This project was my Honors Interdisciplinary Thesis project during my final semester at Northeastern. It combines my passion for healthcare with my love of food, in an exploration of how food and community could positively impact the experience of a prolonged hospital stay.
I worked on this project alone with the support of my advisors: professors Mark Sivak and Lorna Hayward.
I began by taking stock of the existing research around the connection between food and health in a hospital setting. I found that it is well established that patient experience is directly tied to health outcomes and recovery and that, particularly for children, the hospital experience can be so traumatizing that it damages the well-being of the patient. I also learned that frequent family meals lead to better lifelong outcomes for children. I also conducted research with industry professionals to learn more about the spaces of healthcare and food.
My next step was to take what I'd learned from the research and begin developing ideas. I created a stakeholder map to understand the various needs and motivations in the system and completed mind mapping exercises and affinity diagrammng to generate and group my ideas, ultimately landing on the concept of a community-oriented restaurant in the hospital.

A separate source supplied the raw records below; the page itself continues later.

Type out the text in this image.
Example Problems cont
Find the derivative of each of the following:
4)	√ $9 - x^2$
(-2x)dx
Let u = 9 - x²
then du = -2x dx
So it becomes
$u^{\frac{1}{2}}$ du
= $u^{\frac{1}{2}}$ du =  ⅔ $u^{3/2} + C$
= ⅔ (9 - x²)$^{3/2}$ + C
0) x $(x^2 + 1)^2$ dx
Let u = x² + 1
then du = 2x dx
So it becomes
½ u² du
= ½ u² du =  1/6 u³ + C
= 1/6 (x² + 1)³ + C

The two main facets of the concept behind The Gathering Plate are (1) an accessible restaurant that accommodates different health situations, preferences, and cultures and (2) an interactive component that allows patients to engage with food or food systems in a fun, safe, and inspiring way.
I began exploring different layouts and prioritizing certain features of the space. I considered the situation where patients are with their family and want to spend time with them, but also the situation where a patient might not have family present but still want to engage. To this end, I centered the entire experience around an interaction kitchen at the center of the room, making the eating experience an entertaininment opportunity as well.
I also put an extremely strong focus on accessibility, both in terms of physical access and allergies, but also addressing cultural considerations. Many of the children who would be eating in this space require special accommodations in order to enjoy a meal. Whether it be food allergies, nutritional supplements, pureed food, or others, these patients are used to feeling uncomfortable as they ask for changes to be made. I prioritized creating a space where accomodation is the norm.
Once it was decided that the best experience for patrons of The Gathering Plate would be to center the experience around the kitchen, the architecture began to come together. With the kitchen at the middle of the room, the seating rises in layers around it, allowing everyone to view the kitchen, no matter where they are sitting. The space was mocked up in Google Sketchup and turned into a VR walkthrough using Unity.
My intention for the brand was for it to strike a balance between adult vs. child and playful vs. sophisticated. I wanted the brand to reflect the values of locally sourced ingredients and sustainablility, while still being accessible to children, which is why I added the color in a way that reflects somewhat of a "coloring book" feel.
The culmination of this work was distilled into a website and a paper summarizing my work. While a project of this magnitude certainly needs more than 3 months to develop, this was a great first exploration into the concept. I'm still extremely interested in the interplay of health, hospital experience, and food, and I've continued to pursue these questions in my work at Boston Children's Hospital.
This project, though entirely conceptual, showed me that there are huge opportunities in combining healthcare and food. It inspired me to think outside the box and imagine a patient experience that could exist in the future. I also got to explore more about food systems and, more specifically, the ins and outs of restaurant design.